@hd4mark I’ll use the smallest words possible.
First, you need to find out the Diastatic Power (DP) of your malt. You can find this on your malt analysis. However, here are some averages the °L is Lintner in this case NOT lovibond).
American 2 Row Pale Malt: 140 °L
American 6 Row Pale Malt: 160 °L
British Pale Malts: 40-70 °L
Maris Otter Pale Malt: 120 °L
Belgian Pale Malt (2 row): 60 °L
German Pilsner Malt: 110 °L
Munich Malt (10 SRM): 70 °L
Munich Malt (20 SRM): 25 °L
Vienna Malt: 50 °L
Wheat Malt, German: 60-90 °L
Essentially the more it is toasted/roasted the less DP the malt is going to have. You can figure that caramel/crystal malts, roasted malts, and adjuncts have zero, as they can’t convert themselves.
To figure out your DP of the MASH you multiple the °L by the amount of malt for each malt, add them up, and then divide by the total of the weight of malts. For example that say you are brewing this American Lager using:
10lbs of US 2 row
3lbs flaked maize
So, 10lbs x 140 = 1400; 3lbs x 0 = 0; as you can see you have 1400 Points. Take this and divide it by your total mash weight, 1400/13 = 107.69°L. This plenty to convert the starches in the malt AND the adjunct.

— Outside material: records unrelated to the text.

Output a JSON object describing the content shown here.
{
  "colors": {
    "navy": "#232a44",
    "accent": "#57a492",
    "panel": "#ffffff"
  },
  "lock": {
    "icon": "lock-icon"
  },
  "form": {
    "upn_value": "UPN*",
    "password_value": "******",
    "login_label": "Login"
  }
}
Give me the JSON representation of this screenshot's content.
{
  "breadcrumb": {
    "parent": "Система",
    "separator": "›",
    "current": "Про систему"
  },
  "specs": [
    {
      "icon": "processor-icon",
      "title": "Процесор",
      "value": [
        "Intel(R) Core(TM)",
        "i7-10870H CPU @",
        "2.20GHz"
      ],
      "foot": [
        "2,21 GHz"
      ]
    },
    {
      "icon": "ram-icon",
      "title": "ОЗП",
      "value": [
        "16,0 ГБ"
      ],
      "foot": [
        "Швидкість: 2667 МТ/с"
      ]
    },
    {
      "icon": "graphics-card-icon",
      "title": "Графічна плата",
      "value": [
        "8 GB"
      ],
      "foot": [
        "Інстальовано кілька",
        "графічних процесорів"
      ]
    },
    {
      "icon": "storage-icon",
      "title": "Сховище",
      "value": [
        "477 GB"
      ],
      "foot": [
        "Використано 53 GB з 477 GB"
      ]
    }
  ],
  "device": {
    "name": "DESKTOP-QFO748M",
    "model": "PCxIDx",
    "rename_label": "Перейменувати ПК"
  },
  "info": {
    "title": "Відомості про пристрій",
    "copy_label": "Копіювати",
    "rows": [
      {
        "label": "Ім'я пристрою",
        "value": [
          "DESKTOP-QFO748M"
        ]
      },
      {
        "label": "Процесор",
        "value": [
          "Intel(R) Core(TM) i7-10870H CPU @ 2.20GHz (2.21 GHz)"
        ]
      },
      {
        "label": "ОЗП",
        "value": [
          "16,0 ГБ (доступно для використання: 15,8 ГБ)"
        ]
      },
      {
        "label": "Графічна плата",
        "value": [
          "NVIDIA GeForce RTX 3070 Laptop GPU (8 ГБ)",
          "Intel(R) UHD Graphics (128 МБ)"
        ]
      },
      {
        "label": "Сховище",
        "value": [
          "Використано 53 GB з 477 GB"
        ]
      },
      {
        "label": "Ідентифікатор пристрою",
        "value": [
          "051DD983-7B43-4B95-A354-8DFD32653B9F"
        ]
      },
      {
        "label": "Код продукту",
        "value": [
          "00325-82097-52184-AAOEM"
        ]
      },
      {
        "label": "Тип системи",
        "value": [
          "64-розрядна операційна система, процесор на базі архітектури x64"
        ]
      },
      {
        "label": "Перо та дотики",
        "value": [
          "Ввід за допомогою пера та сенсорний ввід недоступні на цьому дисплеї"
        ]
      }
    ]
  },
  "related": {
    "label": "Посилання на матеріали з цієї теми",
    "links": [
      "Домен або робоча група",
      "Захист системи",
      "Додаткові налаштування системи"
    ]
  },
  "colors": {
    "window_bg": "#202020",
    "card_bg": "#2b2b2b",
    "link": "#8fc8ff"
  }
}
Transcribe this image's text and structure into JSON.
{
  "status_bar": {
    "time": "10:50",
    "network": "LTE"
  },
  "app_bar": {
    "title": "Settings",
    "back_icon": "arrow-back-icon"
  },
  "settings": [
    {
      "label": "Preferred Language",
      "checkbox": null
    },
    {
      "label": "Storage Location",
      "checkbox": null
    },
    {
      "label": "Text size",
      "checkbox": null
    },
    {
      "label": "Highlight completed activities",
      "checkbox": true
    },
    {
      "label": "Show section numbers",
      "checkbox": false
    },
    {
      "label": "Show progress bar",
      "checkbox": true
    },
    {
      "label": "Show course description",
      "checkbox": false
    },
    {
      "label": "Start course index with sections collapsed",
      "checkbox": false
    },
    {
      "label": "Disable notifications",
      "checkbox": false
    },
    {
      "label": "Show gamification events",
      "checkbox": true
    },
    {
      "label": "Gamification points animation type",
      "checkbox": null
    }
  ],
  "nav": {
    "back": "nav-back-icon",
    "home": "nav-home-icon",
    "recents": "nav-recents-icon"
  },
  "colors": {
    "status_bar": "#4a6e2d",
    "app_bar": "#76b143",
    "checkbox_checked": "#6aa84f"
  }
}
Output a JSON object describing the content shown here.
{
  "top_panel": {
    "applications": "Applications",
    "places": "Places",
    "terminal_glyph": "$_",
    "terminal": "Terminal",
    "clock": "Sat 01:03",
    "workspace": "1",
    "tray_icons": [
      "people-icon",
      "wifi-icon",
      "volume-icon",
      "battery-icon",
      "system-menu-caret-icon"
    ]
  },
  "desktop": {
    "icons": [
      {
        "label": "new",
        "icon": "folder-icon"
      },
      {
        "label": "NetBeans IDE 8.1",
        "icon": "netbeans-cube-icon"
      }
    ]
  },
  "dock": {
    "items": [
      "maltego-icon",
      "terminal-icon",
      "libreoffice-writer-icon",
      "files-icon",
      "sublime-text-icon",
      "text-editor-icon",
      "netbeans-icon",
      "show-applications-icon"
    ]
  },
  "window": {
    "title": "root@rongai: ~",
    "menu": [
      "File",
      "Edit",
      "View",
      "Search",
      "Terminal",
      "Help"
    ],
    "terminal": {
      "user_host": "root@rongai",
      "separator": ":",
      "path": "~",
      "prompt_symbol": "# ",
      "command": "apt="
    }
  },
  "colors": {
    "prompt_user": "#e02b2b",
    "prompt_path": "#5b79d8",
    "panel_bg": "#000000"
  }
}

30°L is the lowest you can have to get conversion. I don’t think I would push that and would likely never go below 50°L.
If you do find a mash that is pushing 30°L or BELOW you can add Amylase Enzyme to help with conversion.
With all this in mind most AG bursts are going to have plenty of DP to convert. The most worrisome times comes when utilizing a low °L malt with a complex grain bill full off specialty malts that are really low in °L or have none.
Hope this was easy to understand as I’m not a math guy.